In Vivo Cortical Astrocytes Transitions Into Progenitors Upon Abrogation of Rb-TS
To confirm the transition of mature astrocytes to progenitor cells in vivo, we analyzed mature astrocytes in globally and focally induced genetically engineered mice models (GEMMs). Immunohistochemistry (IHC) results showed that upon global inactivation of Rb-TS, both T121 and Ki-67 co-expressed at 2 weeks p.i., while they were totally absent in uninduced cortex (Figure 2A). A similar result was obtained upon focal induction (Figure 2B). Quantitative evaluation of IHC staining confirms the increase in Ki-67 positive cells p.i (Figure 2C). Ninety four percent of Ki-67 positive cells co-expressed T121, confirming that proliferation is a T121 specific event (Figure 2D). As observed in the case of Ki-67, upon global and focal inactivation of Rb-TS, nestin and T121 markers were also co-expressed, which is indicative of a progenitor-like phenotype (Figures 3A, B). In the presence of T121, we observed that astrocyte differentiation markers - S100β and GFAP, demonstrated either partial or complete loss (Figures 3B, C). These results further corroborated our conclusion that even under in vivo conditions, mature astrocytes transition into progenitor-like cells upon inhibition of Rb family members. GFAP promoter driving T121 was also found to be active in adult stem cells leading to inactivation of Rb-TS in these cells (30). Thus, the observations using focal induction of Rb-TS inactivation was crucial to eliminate the involvement of adult stem cells in the observed progenitor-like phenotype.
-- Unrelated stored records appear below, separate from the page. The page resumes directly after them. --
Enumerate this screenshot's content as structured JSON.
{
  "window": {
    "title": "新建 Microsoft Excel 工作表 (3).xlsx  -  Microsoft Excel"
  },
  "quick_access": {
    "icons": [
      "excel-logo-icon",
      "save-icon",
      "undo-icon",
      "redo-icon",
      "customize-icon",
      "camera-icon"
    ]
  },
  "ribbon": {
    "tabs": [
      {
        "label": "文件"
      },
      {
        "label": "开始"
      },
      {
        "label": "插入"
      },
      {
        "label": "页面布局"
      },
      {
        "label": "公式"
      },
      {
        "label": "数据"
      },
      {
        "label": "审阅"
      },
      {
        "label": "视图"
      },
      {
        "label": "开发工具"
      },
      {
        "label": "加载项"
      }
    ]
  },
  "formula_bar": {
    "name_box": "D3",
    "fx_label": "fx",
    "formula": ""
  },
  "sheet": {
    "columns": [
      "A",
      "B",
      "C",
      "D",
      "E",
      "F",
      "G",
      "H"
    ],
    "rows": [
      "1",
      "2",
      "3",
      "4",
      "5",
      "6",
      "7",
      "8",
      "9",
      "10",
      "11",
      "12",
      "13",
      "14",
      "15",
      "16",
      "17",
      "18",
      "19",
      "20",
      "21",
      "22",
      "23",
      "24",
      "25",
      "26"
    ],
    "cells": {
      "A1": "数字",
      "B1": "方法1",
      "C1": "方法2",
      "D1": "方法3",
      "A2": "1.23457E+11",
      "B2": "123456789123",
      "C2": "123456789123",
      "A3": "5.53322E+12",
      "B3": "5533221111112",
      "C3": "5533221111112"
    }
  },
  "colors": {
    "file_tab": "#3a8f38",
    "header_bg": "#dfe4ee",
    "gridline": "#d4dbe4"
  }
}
Figure 2 T121 and Ki-67 staining and quantitative analysis in the cortex. (A) Immunofluorescence images of brain sagittal sections of 3 month old mouse induced with intraperitoneal injection of 4OHT for 2wks post induction and uninduced brain section as control. Cartoons at the top represent global induction events of T121 and the cortical area being visualized in the fluorescent images. Images of the cortical area have T121 in red, Ki-67 in green, merge and nuclei counterstained DAPI is blue. Scale bar indicates 20 micron. (B) Immunofluorescence images of brain sagittal sections of a 3 month old mouse with focal induction using lentiCre for 2wks post induction. Cartoons at the top represent focal induction events of T121 in the cortex. Images of the cortical area have T121 in red, Ki-67 in green, merge and nuclei counterstained DAPI is blue. Scale bar indicates 20 micron. (C) Quantitative analysis of Ki-67 positive cells in the cortex. Histogram of percent Ki-67 positive cells in the cortex from control and T121 induced mice at different time points -2wks, 2mos and 4mos post induction. Blue bars- Control mice, Red bars- T121 induced mice. N-5 mice and 3000 cells from 6 random fields/mouse. (D) Pie chart depicting the overlap between Ki-67 and T121 positive cells from a 2wks post T121 induced cortex. 1200 Ki-67 positive cells from 50 different fields and 6 mice were visualized for an overlap with T121 staining.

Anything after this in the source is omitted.